It’s spicy. It’s classy. And it’s all the rage! But is Hardwood flooring right for every application? Be informed. A little extra due diligence can help determine which hardwood products perform best, and where.
Solid hardwood flooring is just that, solid wood milled to a ¾ inch thickness that can be installed only on a subfloor of wood, plywood, or oriented strand board. Because of its thickness, it can be sanded and refinished over several generations of use. As a natural product, it will expand and contract with the humidity changes of its environment. To compensate for this movement, installers should leave an expansion gap between the wood flooring and the wall, and install baseboard moulding or quarter round to hide the extra space. Remember, solid hardwood flooring cannot be glued onto concrete, does not perform well in high-moisture areas, and can require up to 14 days of acclimation time.
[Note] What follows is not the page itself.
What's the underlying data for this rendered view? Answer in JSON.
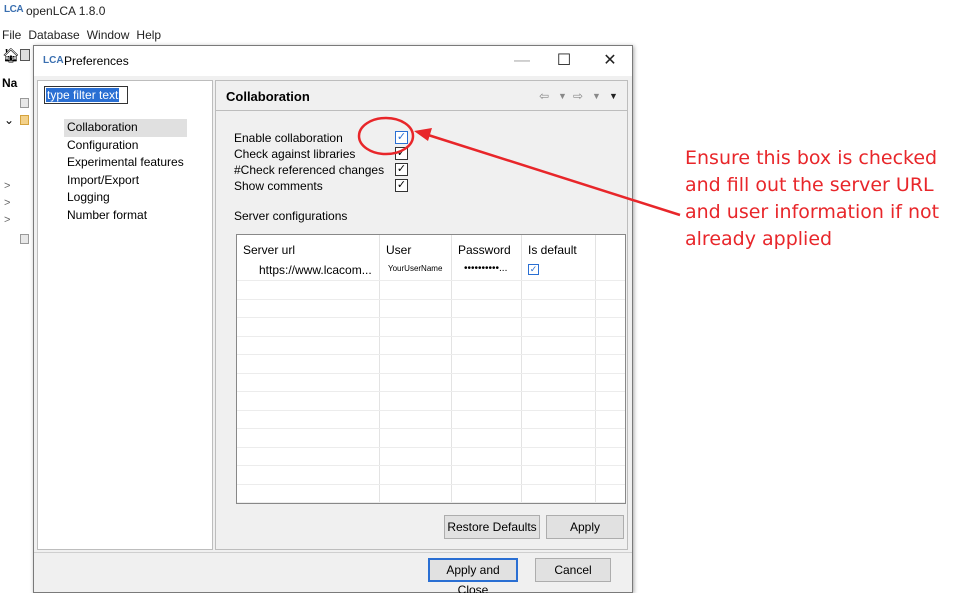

Engineered hardwood flooring is not one solid piece of wood, but rather a cross-layer construction of five to nine layers of hardwood, bonded together using heat and pressure. As a result of this process, engineered flooring is less likely to be affected by changes in humidity, reducing expansion and contraction. In most cases, it can be sanded and refinished, however special care must be taken with the thinner profiles. And it can be glued onto concrete, making it an appropriate choice for all levels - upstairs, ground level and basements – and a great choice for what’s all the rage these days, wide plank flooring!
Rule of Thumb - Always research both the product and the manufacturer. And know that In the U.S., agencies and associations regulate and monitor manufacturing practices to ensure that quality and safety standards have been met.